Originally Posted by BEC View Post
Larry, your setup is different than mine. And if I understand what you were going to test correctly, you'd reach the zero thrust point dk_aero spoke of much sooner (low-pitched prop).

I'm sure a dyno and a wind tunnel would be a more precise way to measure this and it would allow controlling the other variable Larry's worried about - battery voltage sag - but a bunch more of us have loggers than we have wind tunnels and dynos....

Yeah, a dyno and wind tunnel would be great, but as Bernard says... we will have to get by with what we have

Yeah, my plane is a good bit different - which is a good thing. The plane Im using for the first test is very draggy and relatively slow and under powered.

I want to see how much things vary - if any - from one setup type to another.

My flights today were of no value. Somehow I had messed up the calibration settings on my Eagle Tree by a huge factor. It was reading 2.1 amps max current on a setup that pulls closer to 15 amps peak. Voltages were off as well but not as much. On top of that I didnt have it set to record RPM

So.. I'll have to wait for another day to re-fly the routine.

In looking at the raw data another bit of a problem occurs to me - thats how to decide which exact data points to compare.

For example - on the initial static run up should we use the first highest peak value or the lowest value it drops down to or the average or pick a point 3 seconds or 10 seconds into the runup?

Then later, during the flight, the same questions apply - where on the curve during the run do you pull a data point to compare?

Im going to approach it this way - unless someone can suggest a better method.

Im going to do the static run for aprox 5 seconds.

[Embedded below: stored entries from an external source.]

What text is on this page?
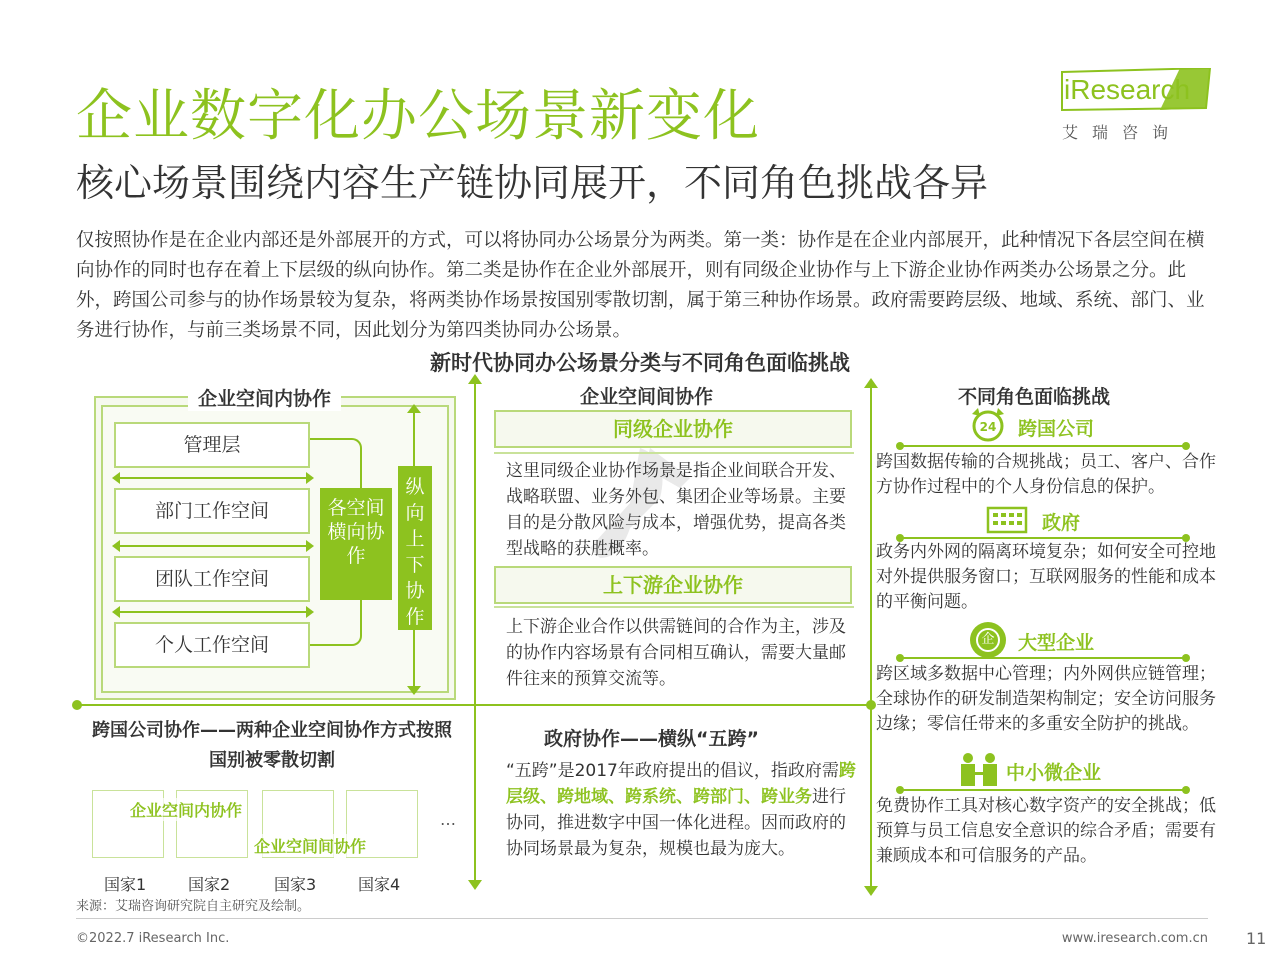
企业数字化办公场景新变化
核心场景围绕内容生产链协同展开，不同角色挑战各异
iResearch
艾瑞咨询
仅按照协作是在企业内部还是外部展开的方式，可以将协同办公场景分为两类。第一类：协作是在企业内部展开，此种情况下各层空间在横向协作的同时也存在着上下层级的纵向协作。第二类是协作在企业外部展开，则有同级企业协作与上下游企业协作两类办公场景之分。此外，跨国公司参与的协作场景较为复杂，将两类协作场景按国别零散切割，属于第三种协作场景。政府需要跨层级、地域、系统、部门、业务进行协作，与前三类场景不同，因此划分为第四类协同办公场景。
新时代协同办公场景分类与不同角色面临挑战
企业空间内协作
管理层
部门工作空间
团队工作空间
个人工作空间
各空间横向协作
纵向上下协作
企业空间间协作
同级企业协作
这里同级企业协作场景是指企业间联合开发、战略联盟、业务外包、集团企业等场景。主要目的是分散风险与成本，增强优势，提高各类型战略的获胜概率。
上下游企业协作
上下游企业合作以供需链间的合作为主，涉及的协作内容场景有合同相互确认，需要大量邮件往来的预算交流等。
不同角色面临挑战
24 跨国公司
跨国数据传输的合规挑战；员工、客户、合作方协作过程中的个人身份信息的保护。
政府
政务内外网的隔离环境复杂；如何安全可控地对外提供服务窗口；互联网服务的性能和成本的平衡问题。
企 大型企业
跨区域多数据中心管理；内外网供应链管理；全球协作的研发制造架构制定；安全访问服务边缘；零信任带来的多重安全防护的挑战。
中小微企业
免费协作工具对核心数字资产的安全挑战；低预算与员工信息安全意识的综合矛盾；需要有兼顾成本和可信服务的产品。
跨国公司协作——两种企业空间协作方式按照国别被零散切割
企业空间内协作
企业空间间协作
…
国家1	国家2	国家3	国家4
政府协作——横纵“五跨”
“五跨”是2017年政府提出的倡议，指政府需跨层级、跨地域、跨系统、跨部门、跨业务进行协同，推进数字中国一体化进程。因而政府的协同场景最为复杂，规模也最为庞大。
来源：艾瑞咨询研究院自主研究及绘制。
©2022.7 iResearch Inc.	www.iresearch.com.cn 11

Then, during the flight, each subsequent full power run will also be aprox 5 seconds long.

Then I'll take data values from a point about 3 seconds into each run to do the calculations.

Oh - as Dr Kiwi mentioned and I as I said before - Im flying a specific flight patern that will hopefully make it easier to see and calculate the differences and reduce any variations due to climb/dive and throttle changes.

1)static run up on the ground right befor takeoff
2)level flight full power run starting from as low a speed as possible
3)level flight full power run as in #2, then pulling to vertical
4)level flight run as in #2 going into a full power dive
5)land and do another static run up.

All of those will be run at full throttle all the way thru with zero throttle points thrown in between so its easier to see on the graphs.